Big Data Blog: Using Lean Agile Methodologies for Planning & Implementing a Big Data Project @ "Data Informed Live!" on Dec. 10 | Agile Big Data |

In i . t ., big information is a collection of data sets so large and complex so it becomes difficult to process using on-hand database management tools. The difficulties include capture, curation, storage, search, sharing, analysis, and visualization. The excitement to larger data sets is caused by any additional information derivable from analysis of the single large group of related data, compared to separate smaller sets with the same total volume of data, allowing correlations found to "spot business trends, determine quality of research, prevent diseases, link legal citations, combat crime, and determine real-time roadway traffic conditions."
Though a moving target, at the time of 2008 limits were on the order of petabytes to exabytes of internet data. Scientists regularly encounter limitations as a result of large data makes its presence felt many areas, including meteorology, genomics, connectomics, complex physics simulations, and biological and environmental research. The limitations also affect Google search, finance and business informatics. Big Data Planning sets grow in proportions partly because they're increasingly being gathered by ubiquitous information-sensing cellular phones, aerial sensory technologies (remote sensing), software logs, cameras, microphones, radio-frequency identification readers, and wireless sensor networks. The world's technological per-capita capacity to store information has roughly doubled every 40 months because the 1980s; at the time of 2012, everyday 2.5 quintillion (2.5×1018) bytes of web data were created.

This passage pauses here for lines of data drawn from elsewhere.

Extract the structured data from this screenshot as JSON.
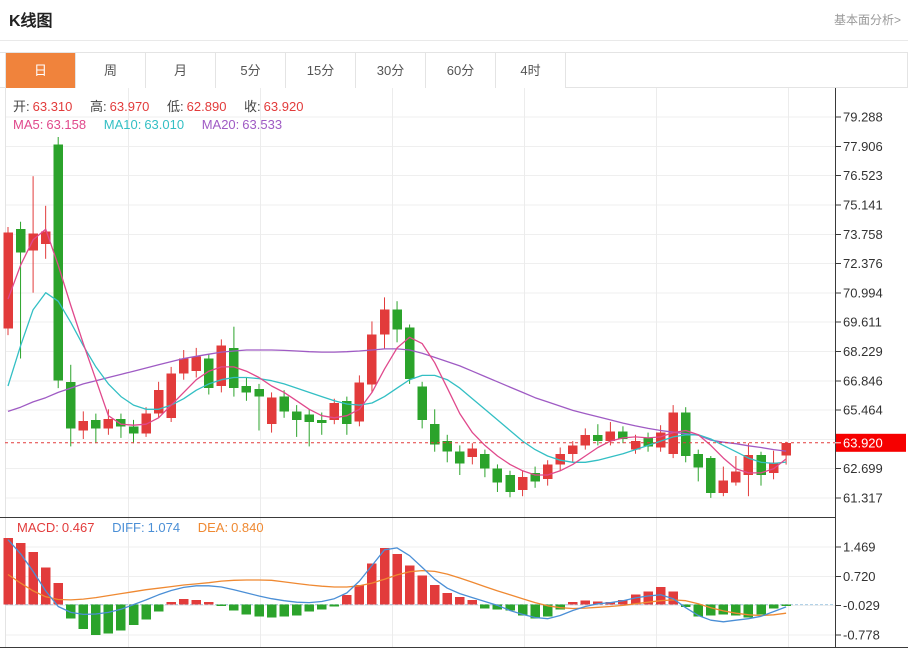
{
  "header": {
    "title": "K线图",
    "link": "基本面分析>"
  },
  "tabs": {
    "items": [
      "日",
      "周",
      "月",
      "5分",
      "15分",
      "30分",
      "60分",
      "4时"
    ],
    "selected": "日"
  },
  "legend": {
    "ohlc": {
      "open_label": "开:",
      "open": "63.310",
      "high_label": "高:",
      "high": "63.970",
      "low_label": "低:",
      "low": "62.890",
      "close_label": "收:",
      "close": "63.920"
    },
    "ma": {
      "ma5_label": "MA5:",
      "ma5": "63.158",
      "ma10_label": "MA10:",
      "ma10": "63.010",
      "ma20_label": "MA20:",
      "ma20": "63.533"
    },
    "macd": {
      "macd_label": "MACD:",
      "macd": "0.467",
      "diff_label": "DIFF:",
      "diff": "1.074",
      "dea_label": "DEA:",
      "dea": "0.840"
    }
  },
  "colors": {
    "bull_red": "#e23b3b",
    "bear_green": "#2ba32b",
    "price_tag_bg": "#f60000",
    "price_tag_text": "#ffffff",
    "ma5": "#e0498c",
    "ma10": "#33bfc4",
    "ma20": "#9f5bc4",
    "diff_line": "#4b8fd6",
    "dea_line": "#ef8932",
    "dotted_price_line": "#e23b3b",
    "macd_zero_line": "#a8cce4",
    "tab_selected_bg": "#f0833c",
    "value_red": "#e23b3b",
    "axis_text": "#333333",
    "grid": "#efefef",
    "vgrid": "#ececec",
    "border": "#e4e4e4",
    "axis_line": "#3a3a3a",
    "link_gray": "#999999"
  },
  "chart_data": {
    "type": "candlestick",
    "title": "K线图 日线 (daily K-line with MA5/MA10/MA20 and MACD sub-chart)",
    "legend_position": "top-left",
    "grid": "on",
    "price_axis": {
      "side": "right",
      "ticks": [
        79.288,
        77.906,
        76.523,
        75.141,
        73.758,
        72.376,
        70.994,
        69.611,
        68.229,
        66.846,
        65.464,
        62.699,
        61.317
      ],
      "unlabeled_tick": 64.082,
      "range": [
        60.42,
        80.66
      ],
      "current_price": 63.92,
      "current_price_label": "63.920"
    },
    "macd_axis": {
      "side": "right",
      "ticks": [
        1.469,
        0.72,
        -0.029,
        -0.778
      ],
      "range": [
        -1.11,
        2.24
      ]
    },
    "v_gridlines_x": [
      128,
      260,
      392,
      524,
      656,
      788
    ],
    "candles": [
      [
        69.3,
        74.1,
        69.0,
        73.85
      ],
      [
        74.0,
        74.35,
        67.9,
        72.9
      ],
      [
        73.0,
        76.5,
        71.0,
        73.8
      ],
      [
        73.3,
        75.1,
        72.6,
        73.9
      ],
      [
        78.0,
        78.35,
        66.5,
        66.85
      ],
      [
        66.8,
        67.6,
        63.75,
        64.6
      ],
      [
        64.5,
        65.4,
        64.1,
        64.95
      ],
      [
        65.0,
        65.3,
        63.9,
        64.6
      ],
      [
        64.6,
        65.5,
        64.3,
        65.05
      ],
      [
        65.05,
        65.3,
        64.15,
        64.7
      ],
      [
        64.7,
        65.0,
        63.9,
        64.35
      ],
      [
        64.35,
        65.6,
        64.2,
        65.3
      ],
      [
        65.3,
        66.8,
        65.1,
        66.4
      ],
      [
        65.1,
        67.5,
        64.9,
        67.2
      ],
      [
        67.2,
        68.3,
        66.9,
        67.9
      ],
      [
        67.3,
        68.4,
        67.0,
        68.0
      ],
      [
        67.9,
        68.1,
        66.2,
        66.5
      ],
      [
        66.6,
        68.8,
        66.3,
        68.5
      ],
      [
        68.4,
        69.4,
        66.1,
        66.5
      ],
      [
        66.6,
        67.0,
        65.9,
        66.3
      ],
      [
        66.45,
        66.7,
        64.5,
        66.1
      ],
      [
        64.8,
        66.3,
        64.4,
        66.05
      ],
      [
        66.1,
        66.4,
        65.1,
        65.4
      ],
      [
        65.4,
        65.7,
        64.2,
        65.0
      ],
      [
        65.25,
        65.5,
        63.75,
        64.9
      ],
      [
        65.0,
        65.35,
        64.3,
        64.85
      ],
      [
        65.0,
        66.0,
        64.8,
        65.8
      ],
      [
        65.9,
        66.1,
        64.3,
        64.8
      ],
      [
        64.93,
        67.1,
        64.7,
        66.77
      ],
      [
        66.68,
        69.65,
        66.3,
        69.04
      ],
      [
        69.04,
        70.78,
        68.33,
        70.22
      ],
      [
        70.22,
        70.6,
        68.66,
        69.27
      ],
      [
        69.37,
        69.5,
        66.7,
        66.92
      ],
      [
        66.58,
        66.8,
        64.6,
        65.0
      ],
      [
        64.8,
        65.5,
        63.5,
        63.85
      ],
      [
        64.0,
        64.3,
        63.0,
        63.5
      ],
      [
        63.5,
        63.8,
        62.4,
        62.95
      ],
      [
        63.25,
        63.9,
        62.9,
        63.65
      ],
      [
        63.4,
        63.6,
        62.3,
        62.7
      ],
      [
        62.7,
        62.9,
        61.6,
        62.05
      ],
      [
        62.4,
        62.6,
        61.35,
        61.6
      ],
      [
        61.7,
        62.6,
        61.4,
        62.3
      ],
      [
        62.5,
        62.8,
        61.8,
        62.1
      ],
      [
        62.2,
        63.1,
        61.9,
        62.9
      ],
      [
        62.9,
        63.7,
        62.6,
        63.4
      ],
      [
        63.4,
        64.0,
        63.0,
        63.8
      ],
      [
        63.8,
        64.6,
        63.6,
        64.3
      ],
      [
        64.3,
        64.8,
        63.8,
        64.0
      ],
      [
        64.0,
        64.9,
        63.8,
        64.45
      ],
      [
        64.45,
        64.7,
        63.9,
        64.1
      ],
      [
        63.6,
        64.3,
        63.4,
        64.0
      ],
      [
        64.15,
        64.4,
        63.5,
        63.75
      ],
      [
        63.7,
        64.75,
        63.5,
        64.4
      ],
      [
        63.4,
        65.7,
        63.2,
        65.35
      ],
      [
        65.35,
        65.6,
        63.0,
        63.3
      ],
      [
        63.4,
        63.6,
        62.1,
        62.75
      ],
      [
        63.2,
        63.3,
        61.32,
        61.55
      ],
      [
        61.55,
        62.8,
        61.4,
        62.15
      ],
      [
        62.05,
        63.3,
        61.9,
        62.57
      ],
      [
        62.4,
        63.9,
        61.4,
        63.35
      ],
      [
        63.35,
        63.5,
        61.9,
        62.4
      ],
      [
        62.5,
        63.55,
        62.2,
        63.0
      ],
      [
        63.31,
        63.97,
        62.89,
        63.92
      ]
    ],
    "ma5": [
      70.7,
      72.3,
      73.5,
      74.0,
      72.3,
      70.4,
      68.6,
      66.9,
      65.2,
      64.8,
      64.75,
      64.8,
      65.1,
      65.7,
      66.3,
      66.9,
      67.3,
      67.5,
      67.5,
      67.3,
      67.0,
      66.6,
      66.3,
      65.9,
      65.5,
      65.2,
      65.1,
      65.2,
      65.5,
      66.3,
      67.4,
      68.4,
      68.9,
      68.6,
      67.7,
      66.5,
      65.3,
      64.4,
      63.8,
      63.3,
      62.9,
      62.6,
      62.4,
      62.4,
      62.6,
      62.9,
      63.3,
      63.7,
      64.0,
      64.15,
      64.2,
      64.15,
      64.2,
      64.4,
      64.5,
      64.3,
      63.8,
      63.2,
      62.7,
      62.5,
      62.5,
      62.7,
      63.16
    ],
    "ma10": [
      66.6,
      68.5,
      70.2,
      71.0,
      70.6,
      69.6,
      68.5,
      67.5,
      66.7,
      66.1,
      65.7,
      65.5,
      65.5,
      65.7,
      66.0,
      66.4,
      66.7,
      66.9,
      67.0,
      67.0,
      66.95,
      66.85,
      66.7,
      66.5,
      66.3,
      66.1,
      65.9,
      65.75,
      65.7,
      65.8,
      66.1,
      66.5,
      66.9,
      67.1,
      67.1,
      66.9,
      66.5,
      66.0,
      65.5,
      65.0,
      64.5,
      64.0,
      63.6,
      63.3,
      63.1,
      63.0,
      63.0,
      63.1,
      63.25,
      63.4,
      63.6,
      63.8,
      64.0,
      64.2,
      64.3,
      64.3,
      64.1,
      63.8,
      63.5,
      63.2,
      63.0,
      62.95,
      63.01
    ],
    "ma20": [
      65.4,
      65.6,
      65.85,
      66.05,
      66.3,
      66.5,
      66.7,
      66.85,
      67.0,
      67.15,
      67.3,
      67.45,
      67.6,
      67.75,
      67.9,
      68.0,
      68.1,
      68.2,
      68.25,
      68.3,
      68.3,
      68.3,
      68.28,
      68.25,
      68.22,
      68.2,
      68.2,
      68.22,
      68.25,
      68.3,
      68.35,
      68.35,
      68.3,
      68.15,
      67.95,
      67.75,
      67.55,
      67.3,
      67.05,
      66.8,
      66.55,
      66.3,
      66.05,
      65.85,
      65.65,
      65.45,
      65.3,
      65.15,
      65.0,
      64.85,
      64.72,
      64.6,
      64.5,
      64.42,
      64.35,
      64.28,
      64.05,
      63.95,
      63.88,
      63.78,
      63.7,
      63.6,
      63.53
    ],
    "macd": {
      "histogram": [
        1.7,
        1.58,
        1.35,
        0.95,
        0.55,
        -0.35,
        -0.62,
        -0.78,
        -0.74,
        -0.66,
        -0.52,
        -0.38,
        -0.18,
        0.06,
        0.14,
        0.12,
        0.06,
        -0.04,
        -0.15,
        -0.25,
        -0.3,
        -0.33,
        -0.3,
        -0.28,
        -0.18,
        -0.12,
        -0.05,
        0.25,
        0.5,
        1.05,
        1.45,
        1.3,
        1.0,
        0.75,
        0.5,
        0.3,
        0.2,
        0.12,
        -0.1,
        -0.12,
        -0.15,
        -0.28,
        -0.35,
        -0.3,
        -0.12,
        0.06,
        0.1,
        0.08,
        0.06,
        0.12,
        0.26,
        0.33,
        0.45,
        0.33,
        -0.06,
        -0.3,
        -0.28,
        -0.25,
        -0.28,
        -0.33,
        -0.25,
        -0.1,
        -0.04
      ],
      "diff": [
        1.66,
        1.3,
        0.85,
        0.35,
        -0.05,
        -0.2,
        -0.25,
        -0.24,
        -0.2,
        -0.12,
        0.0,
        0.12,
        0.25,
        0.36,
        0.44,
        0.48,
        0.48,
        0.45,
        0.38,
        0.3,
        0.22,
        0.15,
        0.1,
        0.06,
        0.05,
        0.08,
        0.15,
        0.3,
        0.6,
        1.0,
        1.4,
        1.45,
        1.25,
        0.95,
        0.65,
        0.42,
        0.28,
        0.18,
        0.08,
        -0.02,
        -0.15,
        -0.25,
        -0.33,
        -0.36,
        -0.28,
        -0.15,
        -0.05,
        0.02,
        0.05,
        0.1,
        0.17,
        0.22,
        0.25,
        0.15,
        -0.08,
        -0.28,
        -0.4,
        -0.44,
        -0.4,
        -0.36,
        -0.3,
        -0.18,
        -0.06
      ],
      "dea": [
        0.77,
        0.55,
        0.35,
        0.2,
        0.13,
        0.12,
        0.14,
        0.18,
        0.23,
        0.28,
        0.33,
        0.38,
        0.42,
        0.46,
        0.5,
        0.53,
        0.56,
        0.6,
        0.62,
        0.63,
        0.63,
        0.62,
        0.58,
        0.54,
        0.5,
        0.47,
        0.45,
        0.45,
        0.48,
        0.55,
        0.65,
        0.76,
        0.84,
        0.87,
        0.85,
        0.78,
        0.68,
        0.57,
        0.46,
        0.35,
        0.25,
        0.15,
        0.05,
        -0.03,
        -0.08,
        -0.1,
        -0.09,
        -0.07,
        -0.05,
        -0.02,
        0.02,
        0.06,
        0.1,
        0.12,
        0.1,
        0.02,
        -0.08,
        -0.16,
        -0.22,
        -0.26,
        -0.28,
        -0.26,
        -0.22
      ]
    }
  }
}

Big info is hard to talk with using relational databases and desktop statistics and visualization packages, requiring instead "massively parallel software running on tens, hundreds, or even thousands of servers". What on earth is considered Big Data Planning varies according to the capabilities of the organization handling the set. "For most organizations, facing a huge selection of gigabytes of knowledge initially may trigger a need to reconsider data management options. For others, it could take tens or many terabytes before data size becomes a significant consideration.